Personal information
- Full name: Lars Robert Lyssand
- Date of birth: December 29, 1979 (age 46)
- Place of birth: Redwood City, California, U.S.
- Height: 6 ft 0 in (1.83 m)
- Positions: Defender; midfielder;

Youth career
- 1998–2001: San Jose State Spartans

Senior career*
- Years: Team / Apps / (Gls)
- 2003–2004: Syracuse Salty Dogs / 55 / (7)
- 2005–2006: Montreal Impact / 53 / (2)
- 2007: Puerto Rico Islanders / 15 / (0)
- Total:  / 123 / (9)

= Lars Lyssand =

American soccer player

Lars Lyssand is an American retired soccer player who played professionally in the USL First Division.

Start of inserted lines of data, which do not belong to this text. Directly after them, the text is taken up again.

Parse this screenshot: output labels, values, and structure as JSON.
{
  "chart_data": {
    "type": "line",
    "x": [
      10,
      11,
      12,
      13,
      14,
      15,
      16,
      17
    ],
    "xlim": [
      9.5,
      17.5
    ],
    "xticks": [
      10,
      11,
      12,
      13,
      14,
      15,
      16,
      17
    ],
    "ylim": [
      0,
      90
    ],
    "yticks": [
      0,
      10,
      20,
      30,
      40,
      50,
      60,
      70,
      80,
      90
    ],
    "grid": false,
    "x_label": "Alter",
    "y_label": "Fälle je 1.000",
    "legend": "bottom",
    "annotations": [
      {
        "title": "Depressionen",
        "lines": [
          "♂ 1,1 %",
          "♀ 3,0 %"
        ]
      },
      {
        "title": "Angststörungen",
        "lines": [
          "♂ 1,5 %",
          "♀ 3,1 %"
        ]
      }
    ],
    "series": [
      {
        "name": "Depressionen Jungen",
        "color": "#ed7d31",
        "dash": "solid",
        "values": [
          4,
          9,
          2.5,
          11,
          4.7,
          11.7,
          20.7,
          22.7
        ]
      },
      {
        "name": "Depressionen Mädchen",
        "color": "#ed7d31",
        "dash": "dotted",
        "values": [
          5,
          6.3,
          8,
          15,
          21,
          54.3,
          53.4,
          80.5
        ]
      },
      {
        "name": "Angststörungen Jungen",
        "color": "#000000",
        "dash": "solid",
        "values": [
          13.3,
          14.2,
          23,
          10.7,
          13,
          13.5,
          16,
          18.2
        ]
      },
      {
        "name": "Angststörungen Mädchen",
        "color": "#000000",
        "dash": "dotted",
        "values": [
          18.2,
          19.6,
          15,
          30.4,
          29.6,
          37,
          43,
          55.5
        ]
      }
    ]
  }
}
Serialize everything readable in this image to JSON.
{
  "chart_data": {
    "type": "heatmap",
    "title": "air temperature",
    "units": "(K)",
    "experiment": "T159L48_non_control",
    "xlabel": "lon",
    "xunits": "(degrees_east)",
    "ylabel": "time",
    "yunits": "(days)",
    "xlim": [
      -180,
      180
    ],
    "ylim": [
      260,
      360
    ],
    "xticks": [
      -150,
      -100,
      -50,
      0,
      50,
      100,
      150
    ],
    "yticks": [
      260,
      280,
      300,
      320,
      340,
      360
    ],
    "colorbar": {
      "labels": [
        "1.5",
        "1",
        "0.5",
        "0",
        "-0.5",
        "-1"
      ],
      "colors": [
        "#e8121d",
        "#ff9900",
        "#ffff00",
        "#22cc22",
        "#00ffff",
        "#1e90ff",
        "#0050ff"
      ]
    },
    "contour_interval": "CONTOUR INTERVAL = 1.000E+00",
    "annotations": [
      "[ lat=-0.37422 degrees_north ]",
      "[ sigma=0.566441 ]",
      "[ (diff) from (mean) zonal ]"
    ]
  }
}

Born to a Norwegian immigrant father and a Swedish immigrant mother, Lyssand grew up in Northern California. He graduated from Woodside High School where he was a three-sport athlete – soccer, football and baseball. Lyssand attended San Jose State University, playing on the men's soccer team from 1998 to 2001, and was the 2001 Mountain Pacific Sports Federation Player of the Year. In February 2002, the San Jose Earthquakes selected Lyssand with the last pick (70th overall) of the 2002 MLS SuperDraft. Although he appeared as a guest player in an August 2002 game against America, Lyssand never played for the Earthquakes during the MLS season. In 2003, he signed with the Syracuse Salty Dogs of the USL A-League. The Salty Dogs ceased operations following the 2004 season. In March 2005, Lyssand signed a two-year contract with the Montreal Impact where he was a two-year starter. In 2007, Lyssand did not report to the Impact, refusing to play for them. On June 14, 2007, the Impact traded Lyssand to the Puerto Rico Islanders in exchange for Alen Marcina. Lyssand finished the season with the Islanders then retired from professional soccer.